Per il dibattito presidenziale sia Harris che Trump si stanno preparando da settimane. Harris ha fatto delle simulazioni in un hotel di Pittsburgh, in Pennsylvania, in cui è stato riprodotto lo studio televisivo: un suo collaboratore impersonava Donald Trump, cercando di riprodurne la retorica e l’atteggiamento. Sebbene simulazioni di questo tipo siano diventate la norma negli ultimi decenni, Trump continua a dire di non farle, limitandosi a sessioni di confronto con i suoi collaboratori. Alla preparazione di questo dibattito per i Repubblicani sta contribuendo anche Tulsi Gabbard, che nel 2020 si era candidata alle primarie del Partito Democratico ma è poi diventata una sostenitrice di Trump. Nelle primarie di sei anni fa Gabbard attaccò molto Harris, anche lei candidata e inizialmente considerata tra i favoriti, definendola una «ipocrita» per il suo tentativo di dipingersi come candidata “di sinistra” nonostante fosse stata una procuratrice molto rigida.

Harris di fatto non rispose, non contrattaccò e mostrò di trovarsi in una posizione in cui non sembrava a suo agio: in quel momento il partito Democratico si stava spostando su posizioni più radicali e lei cercò di adeguarsi, provando anche a far dimenticare il suo passato da procuratrice, che oggi invece considera un punto di forza. In tutta la campagna elettorale, che finì presto, Harris si mostrò incapace di proporre una candidatura efficace e si fece conoscere come una politica senza opinioni forti ma pronta a sposare le cause che i sondaggi indicavano come popolari. È la stessa cosa su cui i Repubblicani la attaccano oggi e ci si aspetta che Trump nel dibattito la incalzi molto sul suo aver cambiato spesso idea, anche su questioni centrali come l’immigrazione e le politiche economiche.

Elizabeth Warren e Kamala Harris nel 2019 (Win McNamee/Getty Images)

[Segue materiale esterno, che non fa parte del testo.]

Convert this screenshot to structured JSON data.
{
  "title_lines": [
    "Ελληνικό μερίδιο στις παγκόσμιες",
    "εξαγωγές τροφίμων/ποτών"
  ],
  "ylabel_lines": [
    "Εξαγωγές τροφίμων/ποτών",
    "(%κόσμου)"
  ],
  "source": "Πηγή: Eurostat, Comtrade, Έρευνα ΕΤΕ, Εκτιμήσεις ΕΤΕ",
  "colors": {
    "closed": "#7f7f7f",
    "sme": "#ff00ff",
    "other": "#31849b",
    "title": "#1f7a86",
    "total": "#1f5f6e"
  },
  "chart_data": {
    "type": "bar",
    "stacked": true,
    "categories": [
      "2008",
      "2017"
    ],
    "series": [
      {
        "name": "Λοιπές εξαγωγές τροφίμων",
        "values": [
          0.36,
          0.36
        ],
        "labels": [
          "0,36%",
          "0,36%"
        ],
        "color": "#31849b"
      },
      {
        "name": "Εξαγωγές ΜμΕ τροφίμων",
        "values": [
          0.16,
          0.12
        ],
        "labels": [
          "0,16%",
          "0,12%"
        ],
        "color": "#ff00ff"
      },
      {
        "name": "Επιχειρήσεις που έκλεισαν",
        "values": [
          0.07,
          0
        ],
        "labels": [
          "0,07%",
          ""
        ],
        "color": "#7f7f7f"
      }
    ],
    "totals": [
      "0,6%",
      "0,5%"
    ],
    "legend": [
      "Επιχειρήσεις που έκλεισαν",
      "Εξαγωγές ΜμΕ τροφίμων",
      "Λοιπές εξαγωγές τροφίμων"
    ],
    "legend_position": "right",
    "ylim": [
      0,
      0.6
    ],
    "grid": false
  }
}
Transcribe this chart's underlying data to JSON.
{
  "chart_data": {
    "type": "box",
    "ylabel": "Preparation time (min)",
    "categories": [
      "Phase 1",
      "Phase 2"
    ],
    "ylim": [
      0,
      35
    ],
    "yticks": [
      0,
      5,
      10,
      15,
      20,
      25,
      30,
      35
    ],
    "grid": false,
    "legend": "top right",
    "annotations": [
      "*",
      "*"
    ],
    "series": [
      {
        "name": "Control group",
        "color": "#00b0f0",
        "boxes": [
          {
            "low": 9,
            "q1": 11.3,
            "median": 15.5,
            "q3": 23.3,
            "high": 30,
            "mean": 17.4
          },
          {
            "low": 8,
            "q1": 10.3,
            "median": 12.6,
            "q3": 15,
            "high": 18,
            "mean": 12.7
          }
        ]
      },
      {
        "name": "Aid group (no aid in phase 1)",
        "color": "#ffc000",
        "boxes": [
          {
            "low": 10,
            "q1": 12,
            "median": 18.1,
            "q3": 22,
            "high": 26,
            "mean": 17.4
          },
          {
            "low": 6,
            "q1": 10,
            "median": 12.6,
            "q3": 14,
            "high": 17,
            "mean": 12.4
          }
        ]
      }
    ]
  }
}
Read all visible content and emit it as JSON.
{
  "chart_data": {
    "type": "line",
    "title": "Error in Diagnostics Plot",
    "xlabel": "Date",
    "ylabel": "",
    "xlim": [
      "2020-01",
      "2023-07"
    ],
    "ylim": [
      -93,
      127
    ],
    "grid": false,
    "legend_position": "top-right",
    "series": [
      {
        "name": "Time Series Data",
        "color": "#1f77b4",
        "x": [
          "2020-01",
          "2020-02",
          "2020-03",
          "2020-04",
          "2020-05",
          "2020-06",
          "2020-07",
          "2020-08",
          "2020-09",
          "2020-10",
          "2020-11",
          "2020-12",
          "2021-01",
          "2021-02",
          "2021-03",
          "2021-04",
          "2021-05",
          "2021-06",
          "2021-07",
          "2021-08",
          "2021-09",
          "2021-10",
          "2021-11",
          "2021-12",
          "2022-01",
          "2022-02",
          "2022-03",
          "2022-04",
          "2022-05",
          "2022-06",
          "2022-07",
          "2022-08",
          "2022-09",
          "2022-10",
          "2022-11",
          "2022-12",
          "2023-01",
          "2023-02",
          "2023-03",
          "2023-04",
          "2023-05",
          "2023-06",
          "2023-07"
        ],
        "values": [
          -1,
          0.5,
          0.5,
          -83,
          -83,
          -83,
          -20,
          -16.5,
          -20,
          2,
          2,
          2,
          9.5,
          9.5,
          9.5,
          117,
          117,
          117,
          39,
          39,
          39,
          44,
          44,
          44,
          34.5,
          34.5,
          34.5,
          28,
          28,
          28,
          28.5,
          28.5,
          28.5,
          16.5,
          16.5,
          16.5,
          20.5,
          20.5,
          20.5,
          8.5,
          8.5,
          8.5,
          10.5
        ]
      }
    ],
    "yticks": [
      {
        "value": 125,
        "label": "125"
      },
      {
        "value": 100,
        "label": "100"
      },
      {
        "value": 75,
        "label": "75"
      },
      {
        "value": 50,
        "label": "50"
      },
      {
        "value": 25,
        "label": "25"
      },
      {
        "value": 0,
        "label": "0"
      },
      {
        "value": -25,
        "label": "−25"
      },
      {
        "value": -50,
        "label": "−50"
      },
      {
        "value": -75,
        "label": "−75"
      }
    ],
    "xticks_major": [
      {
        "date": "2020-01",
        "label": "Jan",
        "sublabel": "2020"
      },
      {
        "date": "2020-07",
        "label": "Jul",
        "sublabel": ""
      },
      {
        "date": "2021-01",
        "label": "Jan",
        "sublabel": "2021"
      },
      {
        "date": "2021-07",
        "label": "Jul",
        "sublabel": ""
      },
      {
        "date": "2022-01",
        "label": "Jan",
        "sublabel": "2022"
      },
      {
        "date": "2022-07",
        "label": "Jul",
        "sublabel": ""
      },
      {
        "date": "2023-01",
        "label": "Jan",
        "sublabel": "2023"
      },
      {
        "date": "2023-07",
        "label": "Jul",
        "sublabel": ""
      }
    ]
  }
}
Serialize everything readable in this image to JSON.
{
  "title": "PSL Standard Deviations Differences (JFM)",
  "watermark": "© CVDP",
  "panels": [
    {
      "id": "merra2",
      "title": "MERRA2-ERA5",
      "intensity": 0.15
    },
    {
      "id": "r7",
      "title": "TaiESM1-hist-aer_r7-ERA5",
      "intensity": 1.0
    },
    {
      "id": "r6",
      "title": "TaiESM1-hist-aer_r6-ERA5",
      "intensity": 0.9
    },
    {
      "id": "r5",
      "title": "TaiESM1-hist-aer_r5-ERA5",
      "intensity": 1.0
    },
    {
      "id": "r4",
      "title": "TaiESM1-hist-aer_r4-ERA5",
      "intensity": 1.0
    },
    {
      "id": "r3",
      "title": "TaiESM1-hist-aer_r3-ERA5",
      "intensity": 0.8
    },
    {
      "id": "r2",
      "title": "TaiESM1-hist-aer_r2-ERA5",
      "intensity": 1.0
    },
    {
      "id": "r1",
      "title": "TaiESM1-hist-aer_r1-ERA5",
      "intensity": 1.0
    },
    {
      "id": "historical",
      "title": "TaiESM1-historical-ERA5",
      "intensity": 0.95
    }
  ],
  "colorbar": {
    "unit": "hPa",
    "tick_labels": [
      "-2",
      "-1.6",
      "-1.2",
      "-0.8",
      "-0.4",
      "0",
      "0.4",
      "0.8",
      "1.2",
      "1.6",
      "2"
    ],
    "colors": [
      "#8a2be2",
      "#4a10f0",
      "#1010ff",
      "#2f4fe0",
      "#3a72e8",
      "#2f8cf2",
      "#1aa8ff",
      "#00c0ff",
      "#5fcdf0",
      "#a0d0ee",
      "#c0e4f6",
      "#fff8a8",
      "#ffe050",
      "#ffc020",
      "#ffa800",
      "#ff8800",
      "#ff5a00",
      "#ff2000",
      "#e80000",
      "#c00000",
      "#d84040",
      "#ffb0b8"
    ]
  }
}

Nella campagna delle primarie del 2020 si fece notare solo quando attaccò Biden sul tema del razzismo. Dopo aver esordito con «non penso che lei sia razzista», ricordò che negli anni Settanta Biden si era opposto al cosiddetto busing, uno dei modi usati dal governo per mettere fine alla segregazione razziale, mescolando gli studenti di etnie diverse, che venivano trasportati in autobus in scuole fuori dal loro quartiere (così un bambino afroamericano che altrimenti si sarebbe ritrovato in una scuola di soli afroamericani finiva per frequentarne una anche con bianchi). Harris ha raccontato che «c’era una bambina in California che faceva parte del programma per favorire l’integrazione dei neri nelle scuole pubbliche e ogni giorno veniva portata a scuola in autobus. E quella bambina ero io».

Oggi Harris tende a evitare i temi legati alla sua identità di donna e di persona non bianca. Dovrà invece difendere le politiche dell’amministrazione Biden ma al tempo stesso mostrarsi come un elemento di novità e di discontinuità. Vari esponenti del partito Democratico hanno detto che Harris è molto cresciuta negli ultimi anni e sarà maggiormente a suo agio in un confronto diretto con Trump, che intende impostare come quello di una ex procuratrice contro un condannato in un processo penale.